Are fragrance oils that smell like almond going to cause an allergic reaction in some people?  I've gotten a couple and one OMH that is very almondy and wondered about this.   They smell so much like the real thing which is benzaldehyde.

The other one I have is Hazelnut from Symphony Scents.


----------



## CaliChan

I think it should be fine. Fragrence oils arent actually from the plant. essential oils however would be a problem


----------



## Maythorn

That's good I love nut scents and they seem nice and strong.  I tried almond with OMH from Symphony scents on a cotton ball and it's lovely.  If you like almond.  Thanks!


----------



## Genny

I'm going to disagree, some fo's are made up of small parts of essential oils.  

Also, I had a candlemaker friend who's daughter is allergic to nuts.  My friend thought that since they were just fo's, that it would be okay.  One day she was making some tarts & with her daughter in another room she had added the fo to the wax.  About 10 minutes later her daughter came into the room and was unable to breathe because her throat had swelled shut.  Thankfully she had an epi pen in the house though.  That was just from the fo being in the air.  

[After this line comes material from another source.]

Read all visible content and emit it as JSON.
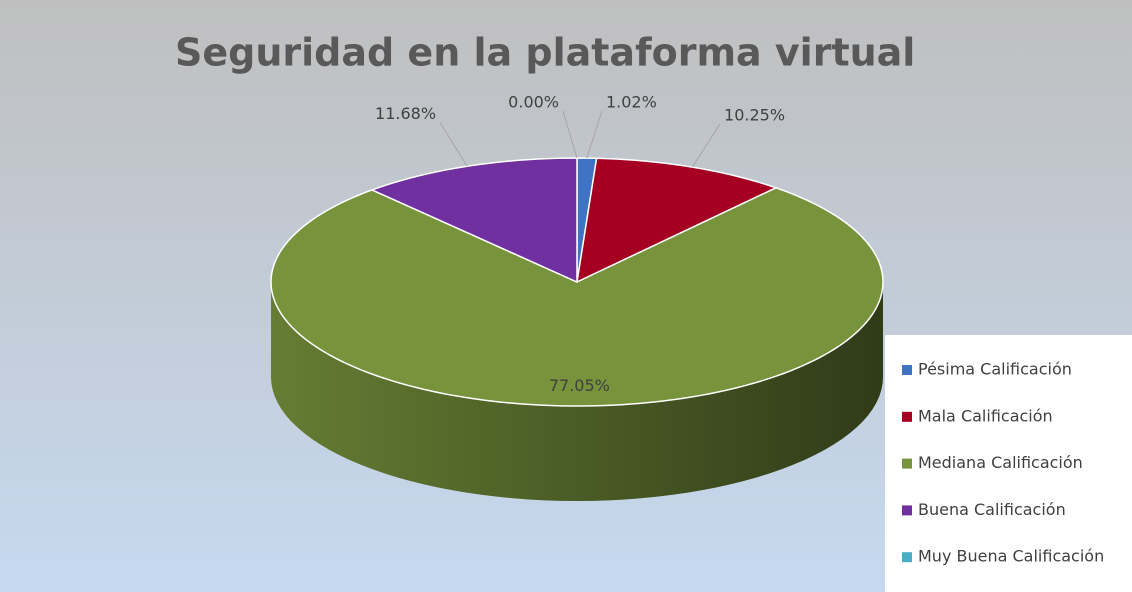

On another forum, there is a soap maker who makes Mango scented soap.  While she was away from her craft fair booth for a few minutes, someone asked about the mango soap and if it has mangoes in it, because whomever the soap was intended for is allergic to mangoes.  The soaper's helper told the customer that it did not actually contain mangoes.  Eventually that soaper was contacted by the customer because the person that used the soap did indeed have an allergic reaction to it.

Better to be safe than sorry.


----------



## paillo

i'm scared to death of anything mango because i am deathly allergic to mango fruit, had one experience in which 911 had to be called, fire trucks and ems came, i really thought i might die, etc. etc. . i've used mango butter in lotion bars with no problems, have handled it as little as possible, but am scared to death of it nonetheless.

yes, definitely some fragrance oils contain some essential oils, and if anyone's in any doubt, avoid it like the plague.

although fragrance oils are, for the most part, synthetic, don't bet on that 100 percent. you can't know what someone's going to be allergic to. and sometimes the consumer won't know themselves, it may be their first exposure.

this is one of the  many reasons why you MUST HAVE LIABILITY INSURANCE!!!!!


----------



## Maythorn

I did some more checking into this and I think it's a good idea to ask the supplier.  They should be able to tell you if one has any benzadehyde in an almond scent.  Some people will add sweet almond oil to the recipe too or hazelnut oil to one that smells like it for authentic label appeal.

I think the Mystic Myrrh fo I bought from Oregon Trails says on the page that there's some real myrrh oil in it so that's helpful.


----------



## Genny

Maythorn said:


> .
> I think the Mystic Myrrh fo I bought from Oregon Trails says on the page that there's some real myrrh oil in it so that's helpful.



I wish all suppliers did that.


----------